Wild Bunch received €500,000 for its Speed Bunch project to work with Wild Bunch Distribution, Wild Side, Filmonline, Elle Driver, Wild Bunch Germany, Italy’s BIM and Spain’s Vertigo.

Meanwhile, France’s ARP was awarded €800,000 for its TIDE project in collaboration with Europa Distribution (with 25 distributors from 17 countries), Italy’s Fandango, France’s Urban Distribution and WIDE, the UK’s Goldcrest, and the French digital distributor/marketer Under The Milky Way.

In addition, €695,500 was allocated to UK distributor Artificial Eye’s EDAD project which will be operated in collaboration with Poland’s Gutek Films, France’s Rezo Films, Germany’s The Match Factory, Spain’s Golem and the Benelux’s Cinéart.

Simultaneous release

The €2m scheme will cover around 20 arthouse films released in Germany, France, UK, Poland, Spain, Italy, the Netherlands, Ireland, Belgium and Luxembourg.

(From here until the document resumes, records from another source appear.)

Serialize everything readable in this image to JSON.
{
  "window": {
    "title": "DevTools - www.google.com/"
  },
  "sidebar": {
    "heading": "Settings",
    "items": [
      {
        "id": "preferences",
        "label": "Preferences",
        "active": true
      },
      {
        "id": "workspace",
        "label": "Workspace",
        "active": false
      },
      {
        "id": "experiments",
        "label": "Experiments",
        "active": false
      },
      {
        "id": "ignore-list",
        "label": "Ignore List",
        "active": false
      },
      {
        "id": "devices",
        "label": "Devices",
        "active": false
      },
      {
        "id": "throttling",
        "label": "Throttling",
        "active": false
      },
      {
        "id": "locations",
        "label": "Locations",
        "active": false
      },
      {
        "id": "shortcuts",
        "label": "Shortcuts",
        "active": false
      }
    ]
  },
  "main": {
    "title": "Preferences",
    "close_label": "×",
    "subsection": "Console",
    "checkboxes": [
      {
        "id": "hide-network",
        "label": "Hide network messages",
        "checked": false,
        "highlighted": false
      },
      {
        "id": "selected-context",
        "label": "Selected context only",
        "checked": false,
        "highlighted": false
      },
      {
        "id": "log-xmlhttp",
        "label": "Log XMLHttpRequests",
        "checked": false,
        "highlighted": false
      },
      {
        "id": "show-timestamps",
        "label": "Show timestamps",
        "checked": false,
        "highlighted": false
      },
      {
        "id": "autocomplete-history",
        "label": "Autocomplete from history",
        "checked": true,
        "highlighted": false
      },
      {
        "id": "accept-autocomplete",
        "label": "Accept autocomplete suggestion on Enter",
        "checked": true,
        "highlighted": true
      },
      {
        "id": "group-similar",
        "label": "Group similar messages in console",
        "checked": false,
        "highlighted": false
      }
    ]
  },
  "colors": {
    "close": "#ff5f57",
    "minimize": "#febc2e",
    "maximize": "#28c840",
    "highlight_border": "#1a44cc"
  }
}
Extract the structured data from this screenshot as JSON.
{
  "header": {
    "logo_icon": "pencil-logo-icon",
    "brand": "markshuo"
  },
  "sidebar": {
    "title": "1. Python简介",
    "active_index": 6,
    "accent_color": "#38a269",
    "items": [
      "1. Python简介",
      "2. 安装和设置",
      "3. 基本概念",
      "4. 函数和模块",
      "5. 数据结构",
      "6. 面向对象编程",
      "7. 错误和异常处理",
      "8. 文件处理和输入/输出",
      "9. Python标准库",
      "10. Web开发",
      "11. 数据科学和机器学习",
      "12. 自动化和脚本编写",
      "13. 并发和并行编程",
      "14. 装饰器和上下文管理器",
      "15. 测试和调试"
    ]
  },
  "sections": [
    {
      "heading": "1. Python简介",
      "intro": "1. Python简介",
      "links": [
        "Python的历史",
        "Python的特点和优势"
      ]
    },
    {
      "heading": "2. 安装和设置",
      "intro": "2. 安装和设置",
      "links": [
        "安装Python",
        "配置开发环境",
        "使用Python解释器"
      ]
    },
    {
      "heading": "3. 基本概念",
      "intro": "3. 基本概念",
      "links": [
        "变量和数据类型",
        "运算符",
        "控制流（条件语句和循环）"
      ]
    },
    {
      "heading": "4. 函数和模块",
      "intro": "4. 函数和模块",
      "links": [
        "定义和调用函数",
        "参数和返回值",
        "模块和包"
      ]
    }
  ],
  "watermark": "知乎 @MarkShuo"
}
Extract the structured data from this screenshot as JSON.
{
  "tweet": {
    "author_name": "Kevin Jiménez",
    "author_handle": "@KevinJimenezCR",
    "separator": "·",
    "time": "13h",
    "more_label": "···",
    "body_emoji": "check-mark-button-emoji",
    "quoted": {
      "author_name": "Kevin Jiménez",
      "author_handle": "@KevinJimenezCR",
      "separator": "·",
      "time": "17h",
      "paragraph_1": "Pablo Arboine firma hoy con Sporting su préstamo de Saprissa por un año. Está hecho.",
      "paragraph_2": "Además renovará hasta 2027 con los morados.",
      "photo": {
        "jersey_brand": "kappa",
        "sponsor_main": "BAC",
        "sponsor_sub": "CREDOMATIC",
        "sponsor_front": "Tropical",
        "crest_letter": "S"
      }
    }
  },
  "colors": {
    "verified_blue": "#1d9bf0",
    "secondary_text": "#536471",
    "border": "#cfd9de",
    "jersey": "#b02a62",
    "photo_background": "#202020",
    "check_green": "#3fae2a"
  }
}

It will support and assess the benefits of releasing feature films via different platforms on the same day; in other words, a simultaneous release in cinemas, on television, through video-on-demand and via the internet.

Commenting on the initiative, Androulla Vassiliou, the European Commissioner for Education, Culture, Multilingualism and Youth, said: “The film industry in the US is increasingly adapting to new models of distribution.

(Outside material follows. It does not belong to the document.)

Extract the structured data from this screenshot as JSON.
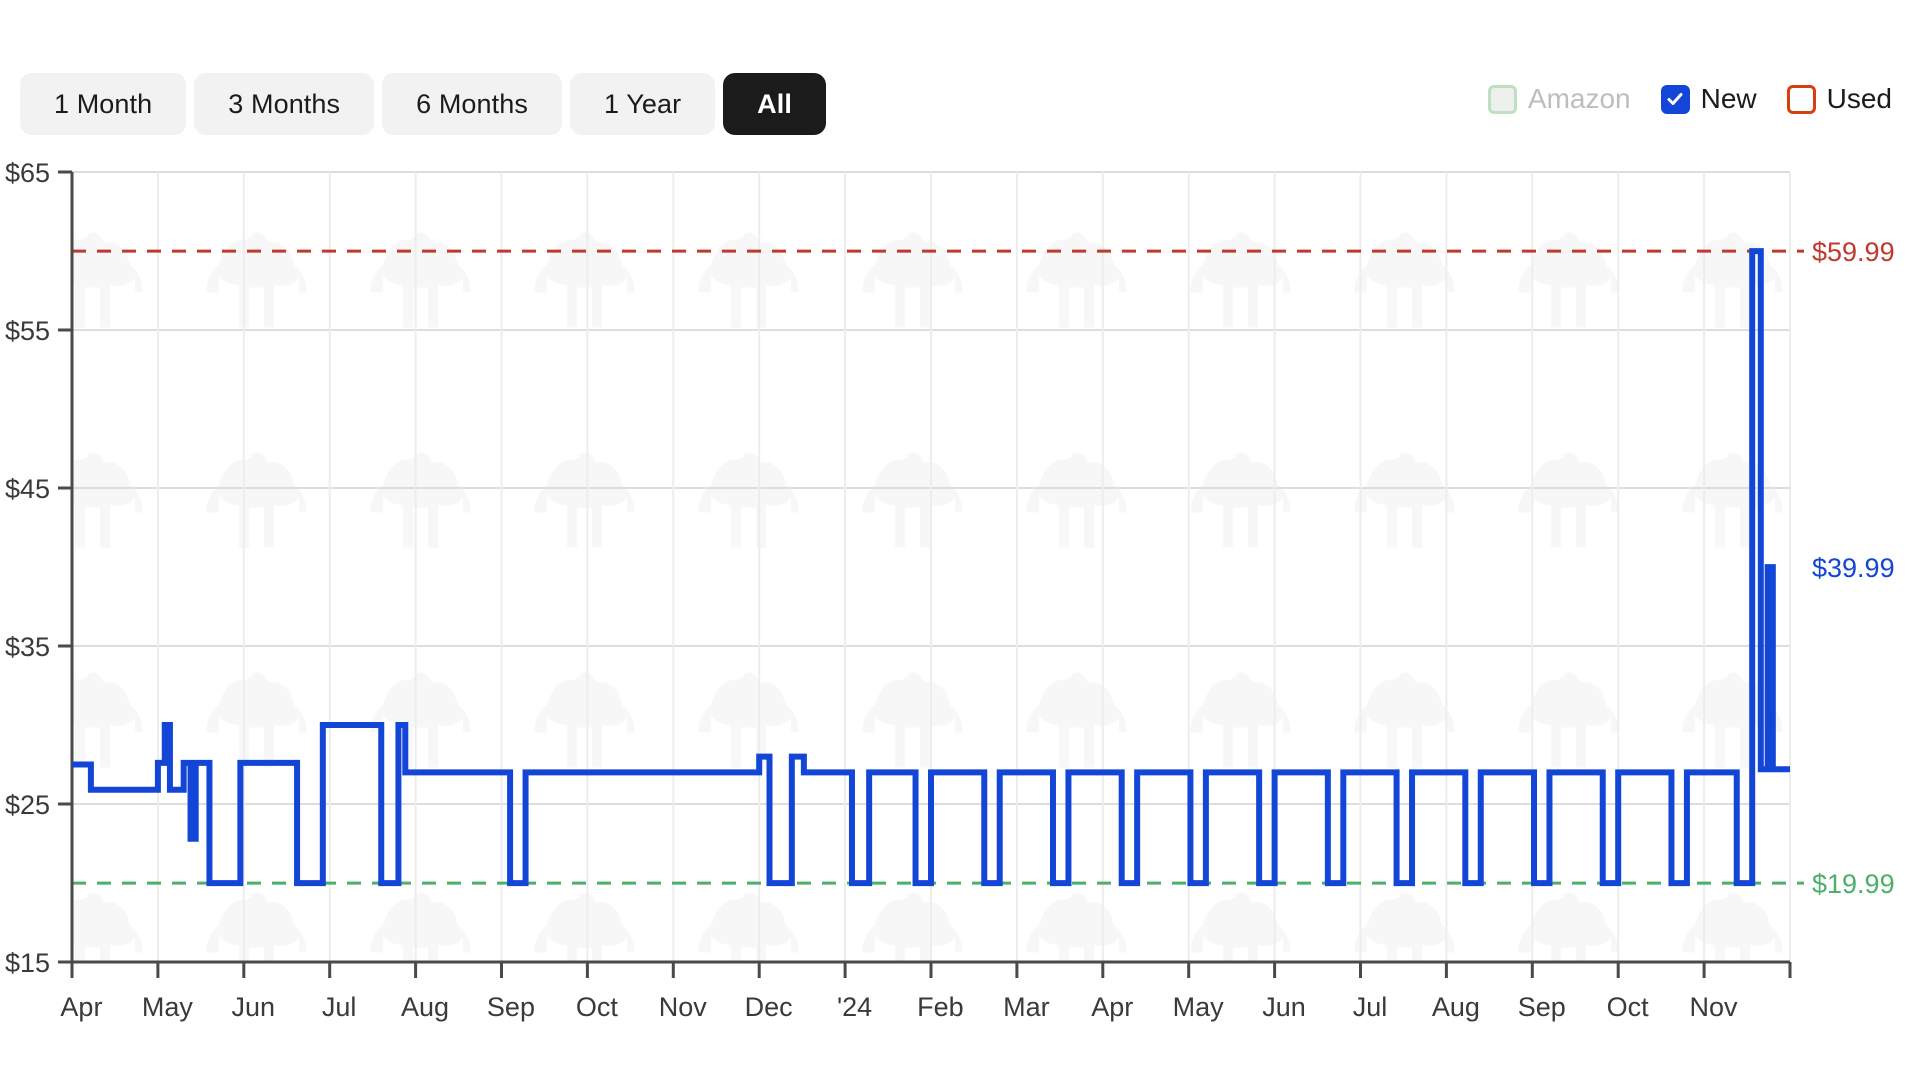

“It is essential that Europe also tests all the possibilities to see how we can ensure diversity and profitability in a competitive market.”

The three key objectives are to:

  • improve conditions for the circulation of European works throughout the EU;
  • increase and expand the global audience for European films;
  • inform markets and local authorities of changes likely to improve complementarity between distribution media.

Strong criticism

But ahead of its launch the scheme has been the focus of criticism from cinema-owner trade organisations.

In a joint letter to the EC last month, UNIC, CICAE and Europa Cinemas declared that this support scheme for day-and-date releases was “unbalanced“ and “may even have the potential to harm the film and cinema industry in the medium term.“

“A cinematographic work can only generally be successful – and reach audiences – if it is exploited according to a sophisticated release schedule (the ‘media chronology’),” the associations said.

“As only a theatrical release enables a film to receive unparalleled levels of publicity - and meet initial consumer demand - films are usually launched in cinemas.

“We strongly believe that this arrangement works to the benefit of European citizens and consumers, and of the entire industry, and recommend that the European institutions trust the market as well as their colleagues at national level to do what is best for each European territory.”